Der Oberste Gerichtshof gab der Revision des Beklagten Folge, hob die Urteile der Gerichte erster und zweiter Instanz auf und verwies die Rechtssache zur neuerlichen Verhandlung und Entscheidung an das Gericht erster Instanz zurück.

Rechtliche Beurteilung

Aus der Begründung:

In der Rechtsrüge bekämpft der Kläger die Ansicht der Untergerichte, eine Ersitzung könne erst nach der Anlegung des Grundbuches, also nach dem , beginnen, weil früher entstandene Rechte durch die widerspruchslosen Eintragungen im Grundbuch erloschen seien. Sein bereits vor 1853 ersessenes Recht habe durch die Grundbuchsanlegung nicht beseitigt werden können. Darüber, daß er sein Nutzungsrecht aber schon vor 1853 ersessen habe, haben die Untergerichte keine Zeugen vernommen und das Berufungsgericht sei auf diese Rüge des erstgerichterlichen Verfahrens nicht eingegangen, das Berufungsverfahren sei daher mangelhaft geblieben. Durch die beiliegende Planskizze sei die Unterteilung der Grundparzelle 59 in die Teile a und b genau fixiert, sein Klagebegehren sei daher hinreichend bestimmt und exequierbar.

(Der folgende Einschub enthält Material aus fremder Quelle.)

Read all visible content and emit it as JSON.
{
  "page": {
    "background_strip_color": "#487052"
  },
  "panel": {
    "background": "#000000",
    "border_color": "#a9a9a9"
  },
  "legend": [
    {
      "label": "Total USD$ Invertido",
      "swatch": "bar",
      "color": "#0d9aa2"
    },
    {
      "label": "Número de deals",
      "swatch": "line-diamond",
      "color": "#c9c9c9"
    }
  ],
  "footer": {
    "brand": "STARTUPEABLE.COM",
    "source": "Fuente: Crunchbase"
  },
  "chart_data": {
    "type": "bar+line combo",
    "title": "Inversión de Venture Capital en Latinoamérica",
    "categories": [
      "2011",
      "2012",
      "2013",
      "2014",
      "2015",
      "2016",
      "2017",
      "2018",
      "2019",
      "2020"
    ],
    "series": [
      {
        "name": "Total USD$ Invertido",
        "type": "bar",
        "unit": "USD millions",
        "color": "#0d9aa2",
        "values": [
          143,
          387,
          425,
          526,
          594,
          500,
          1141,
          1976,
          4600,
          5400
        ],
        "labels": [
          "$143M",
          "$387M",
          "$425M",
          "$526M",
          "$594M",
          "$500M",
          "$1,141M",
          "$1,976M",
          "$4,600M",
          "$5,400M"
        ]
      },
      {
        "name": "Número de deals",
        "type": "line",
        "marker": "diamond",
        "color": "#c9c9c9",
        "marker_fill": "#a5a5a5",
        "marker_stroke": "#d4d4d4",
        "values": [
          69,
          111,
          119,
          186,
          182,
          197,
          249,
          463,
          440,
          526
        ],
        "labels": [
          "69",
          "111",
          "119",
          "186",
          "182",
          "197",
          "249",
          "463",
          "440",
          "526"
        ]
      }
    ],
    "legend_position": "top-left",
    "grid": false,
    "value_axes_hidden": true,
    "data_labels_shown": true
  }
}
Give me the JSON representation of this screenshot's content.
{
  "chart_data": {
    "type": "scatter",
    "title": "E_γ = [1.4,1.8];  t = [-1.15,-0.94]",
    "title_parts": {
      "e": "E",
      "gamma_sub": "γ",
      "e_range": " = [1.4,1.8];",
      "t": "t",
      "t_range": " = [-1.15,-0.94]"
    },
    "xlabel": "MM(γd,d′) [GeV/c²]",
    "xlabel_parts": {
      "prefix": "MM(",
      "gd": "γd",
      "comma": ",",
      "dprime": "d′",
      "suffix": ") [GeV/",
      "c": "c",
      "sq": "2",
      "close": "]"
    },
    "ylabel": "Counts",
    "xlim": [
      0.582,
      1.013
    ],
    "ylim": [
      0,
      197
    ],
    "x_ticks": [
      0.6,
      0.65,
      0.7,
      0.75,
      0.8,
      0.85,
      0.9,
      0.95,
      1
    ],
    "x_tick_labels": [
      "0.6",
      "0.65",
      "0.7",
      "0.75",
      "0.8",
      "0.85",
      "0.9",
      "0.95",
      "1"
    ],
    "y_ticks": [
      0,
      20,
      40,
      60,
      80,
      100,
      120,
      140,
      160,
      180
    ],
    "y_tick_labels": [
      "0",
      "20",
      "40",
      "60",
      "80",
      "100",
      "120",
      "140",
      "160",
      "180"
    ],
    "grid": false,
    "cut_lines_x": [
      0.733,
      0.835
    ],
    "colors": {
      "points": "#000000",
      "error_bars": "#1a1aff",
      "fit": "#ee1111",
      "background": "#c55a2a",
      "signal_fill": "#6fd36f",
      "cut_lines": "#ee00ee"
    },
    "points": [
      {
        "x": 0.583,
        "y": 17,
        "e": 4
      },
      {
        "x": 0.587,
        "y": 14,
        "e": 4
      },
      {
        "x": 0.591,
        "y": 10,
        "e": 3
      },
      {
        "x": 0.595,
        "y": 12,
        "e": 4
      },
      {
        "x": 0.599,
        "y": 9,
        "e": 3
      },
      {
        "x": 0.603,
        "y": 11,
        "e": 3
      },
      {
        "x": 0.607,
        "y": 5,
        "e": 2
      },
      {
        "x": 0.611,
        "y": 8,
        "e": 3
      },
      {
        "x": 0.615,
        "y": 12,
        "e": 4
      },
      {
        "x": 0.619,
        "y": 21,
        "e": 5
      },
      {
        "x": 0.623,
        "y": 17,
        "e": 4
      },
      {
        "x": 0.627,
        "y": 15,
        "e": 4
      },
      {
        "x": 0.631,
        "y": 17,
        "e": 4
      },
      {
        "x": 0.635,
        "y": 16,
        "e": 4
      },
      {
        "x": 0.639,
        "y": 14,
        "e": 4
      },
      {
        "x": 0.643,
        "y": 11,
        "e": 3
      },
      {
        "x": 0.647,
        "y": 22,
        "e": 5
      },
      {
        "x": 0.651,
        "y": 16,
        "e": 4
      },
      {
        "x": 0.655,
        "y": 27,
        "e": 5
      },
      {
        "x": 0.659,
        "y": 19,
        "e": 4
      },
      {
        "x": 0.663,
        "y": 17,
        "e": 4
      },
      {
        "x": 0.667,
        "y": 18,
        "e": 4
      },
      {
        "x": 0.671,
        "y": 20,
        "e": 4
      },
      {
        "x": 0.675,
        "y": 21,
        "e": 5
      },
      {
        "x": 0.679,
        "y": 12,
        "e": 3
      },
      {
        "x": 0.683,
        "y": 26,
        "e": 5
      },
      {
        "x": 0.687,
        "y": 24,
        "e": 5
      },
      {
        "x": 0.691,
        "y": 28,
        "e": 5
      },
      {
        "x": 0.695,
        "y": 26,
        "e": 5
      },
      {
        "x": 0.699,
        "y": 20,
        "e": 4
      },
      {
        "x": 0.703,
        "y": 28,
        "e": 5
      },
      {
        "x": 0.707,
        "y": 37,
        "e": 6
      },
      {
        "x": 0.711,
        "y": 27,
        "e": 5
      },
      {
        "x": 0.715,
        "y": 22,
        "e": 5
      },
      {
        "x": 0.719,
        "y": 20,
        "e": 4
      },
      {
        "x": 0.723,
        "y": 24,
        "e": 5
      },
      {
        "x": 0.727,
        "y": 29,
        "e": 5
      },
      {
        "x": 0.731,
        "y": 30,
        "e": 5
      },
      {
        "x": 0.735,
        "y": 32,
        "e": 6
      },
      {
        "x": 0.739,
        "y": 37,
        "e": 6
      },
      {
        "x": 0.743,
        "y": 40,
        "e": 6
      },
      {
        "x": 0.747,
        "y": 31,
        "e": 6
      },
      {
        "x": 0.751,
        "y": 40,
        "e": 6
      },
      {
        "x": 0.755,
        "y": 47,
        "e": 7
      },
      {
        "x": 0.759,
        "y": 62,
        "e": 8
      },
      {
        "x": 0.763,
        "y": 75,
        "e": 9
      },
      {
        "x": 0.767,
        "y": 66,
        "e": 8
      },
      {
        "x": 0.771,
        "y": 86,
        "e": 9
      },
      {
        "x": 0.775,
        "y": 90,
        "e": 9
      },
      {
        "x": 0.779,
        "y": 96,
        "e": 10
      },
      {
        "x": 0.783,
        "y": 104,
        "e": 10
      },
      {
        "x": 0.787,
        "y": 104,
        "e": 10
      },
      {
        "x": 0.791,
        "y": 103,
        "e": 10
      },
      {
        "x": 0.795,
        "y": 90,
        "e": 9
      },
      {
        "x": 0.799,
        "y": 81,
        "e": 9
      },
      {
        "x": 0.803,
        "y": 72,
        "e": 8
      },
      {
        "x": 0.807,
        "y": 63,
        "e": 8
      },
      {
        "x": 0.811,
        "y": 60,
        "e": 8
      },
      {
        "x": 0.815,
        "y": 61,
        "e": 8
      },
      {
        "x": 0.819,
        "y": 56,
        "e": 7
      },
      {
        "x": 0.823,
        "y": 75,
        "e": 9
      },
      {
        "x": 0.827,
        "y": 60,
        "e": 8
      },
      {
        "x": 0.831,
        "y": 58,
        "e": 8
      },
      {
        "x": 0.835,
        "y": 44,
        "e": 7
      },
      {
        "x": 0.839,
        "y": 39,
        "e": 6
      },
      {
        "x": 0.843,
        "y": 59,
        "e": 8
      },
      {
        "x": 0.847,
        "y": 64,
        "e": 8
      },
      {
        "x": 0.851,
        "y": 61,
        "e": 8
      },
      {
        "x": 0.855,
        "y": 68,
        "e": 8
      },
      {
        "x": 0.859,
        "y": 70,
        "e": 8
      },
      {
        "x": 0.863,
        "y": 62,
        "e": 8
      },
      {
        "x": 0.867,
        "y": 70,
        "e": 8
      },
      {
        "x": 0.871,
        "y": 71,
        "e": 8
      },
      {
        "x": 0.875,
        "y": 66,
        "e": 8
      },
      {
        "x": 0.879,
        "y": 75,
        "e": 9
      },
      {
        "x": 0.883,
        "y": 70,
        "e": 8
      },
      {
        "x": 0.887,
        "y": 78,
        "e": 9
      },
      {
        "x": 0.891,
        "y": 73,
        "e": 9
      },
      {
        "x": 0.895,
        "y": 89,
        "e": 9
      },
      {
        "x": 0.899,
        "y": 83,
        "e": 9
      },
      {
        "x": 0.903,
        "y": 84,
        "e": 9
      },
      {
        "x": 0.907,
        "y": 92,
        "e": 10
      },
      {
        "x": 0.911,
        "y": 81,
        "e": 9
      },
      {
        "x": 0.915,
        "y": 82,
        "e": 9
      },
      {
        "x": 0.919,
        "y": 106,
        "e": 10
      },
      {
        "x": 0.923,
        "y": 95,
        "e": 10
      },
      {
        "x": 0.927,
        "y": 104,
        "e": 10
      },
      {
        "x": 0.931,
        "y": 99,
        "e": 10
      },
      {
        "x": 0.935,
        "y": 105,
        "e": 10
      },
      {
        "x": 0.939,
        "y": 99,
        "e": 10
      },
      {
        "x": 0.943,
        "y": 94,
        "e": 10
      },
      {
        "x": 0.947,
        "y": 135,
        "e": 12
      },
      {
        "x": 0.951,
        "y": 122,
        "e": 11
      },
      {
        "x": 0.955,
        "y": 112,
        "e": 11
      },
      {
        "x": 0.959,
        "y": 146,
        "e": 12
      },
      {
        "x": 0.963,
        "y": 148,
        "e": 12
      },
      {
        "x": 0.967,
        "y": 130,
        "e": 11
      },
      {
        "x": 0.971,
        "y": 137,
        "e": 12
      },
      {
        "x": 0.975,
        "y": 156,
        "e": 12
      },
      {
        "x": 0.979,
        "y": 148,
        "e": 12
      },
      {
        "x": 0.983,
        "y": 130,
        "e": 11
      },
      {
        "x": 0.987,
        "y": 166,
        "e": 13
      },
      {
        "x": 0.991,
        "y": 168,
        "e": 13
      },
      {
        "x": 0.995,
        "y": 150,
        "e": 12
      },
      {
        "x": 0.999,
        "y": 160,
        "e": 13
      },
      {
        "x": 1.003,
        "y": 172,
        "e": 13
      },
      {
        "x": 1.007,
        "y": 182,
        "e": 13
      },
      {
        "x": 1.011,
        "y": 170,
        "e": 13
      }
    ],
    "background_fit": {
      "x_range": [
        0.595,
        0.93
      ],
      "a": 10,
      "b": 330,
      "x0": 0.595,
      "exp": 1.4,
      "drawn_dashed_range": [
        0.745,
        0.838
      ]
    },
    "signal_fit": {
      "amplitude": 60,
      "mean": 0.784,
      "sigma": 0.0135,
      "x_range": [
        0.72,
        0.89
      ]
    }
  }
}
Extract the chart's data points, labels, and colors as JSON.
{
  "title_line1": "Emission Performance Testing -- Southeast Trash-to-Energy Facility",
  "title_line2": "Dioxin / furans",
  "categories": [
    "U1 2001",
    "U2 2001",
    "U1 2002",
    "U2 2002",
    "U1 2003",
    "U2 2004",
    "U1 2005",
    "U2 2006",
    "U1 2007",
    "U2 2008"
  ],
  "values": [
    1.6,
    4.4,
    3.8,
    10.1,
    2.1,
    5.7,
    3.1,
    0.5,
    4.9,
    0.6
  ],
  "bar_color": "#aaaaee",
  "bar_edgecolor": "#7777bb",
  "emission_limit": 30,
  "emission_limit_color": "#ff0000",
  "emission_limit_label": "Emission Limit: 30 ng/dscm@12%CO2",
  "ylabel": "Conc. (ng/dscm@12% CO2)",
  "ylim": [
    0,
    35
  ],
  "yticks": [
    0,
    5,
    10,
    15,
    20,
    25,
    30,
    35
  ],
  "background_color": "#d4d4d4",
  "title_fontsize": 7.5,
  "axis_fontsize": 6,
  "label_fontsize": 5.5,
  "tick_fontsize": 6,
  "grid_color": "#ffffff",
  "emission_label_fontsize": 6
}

Der Kläger behauptet, daß ihm das Holz- und Streubezugsrecht zu fünf Sechsteln an der ganzen früheren Parzelle 59 zustehe und nicht nur an dem Teil a, wie dies im Grundbuch eingetragen ist. Es ist daher gleichgültig, ob diese Parzelle jetzt in die Parzellen 59/1 und 59/2 untergeteilt wurde. Das Klagebegehren ist hinreichend bestimmt und kann ein im Spruch modifiziertes Urteil auch vollstreckt werden. Es geht ja nicht darum, das Nutzungsrecht auf einen bestimmten Teil der ehemaligen Parzelle 59 einzuverleiben. An Hand der Planskizze wäre dieser Teil aber auch feststellbar, andernfalls könnte auch das Recht des Beklagten, das sich laut Eintragung im Grundbuch nur auf den Teil b erstreckt, ebenfalls nicht bestimmt werden. Das vom Berufungsgericht zur Bestätigung des Ersturteiles allein herangezogene Argument ist daher nicht stichhältig.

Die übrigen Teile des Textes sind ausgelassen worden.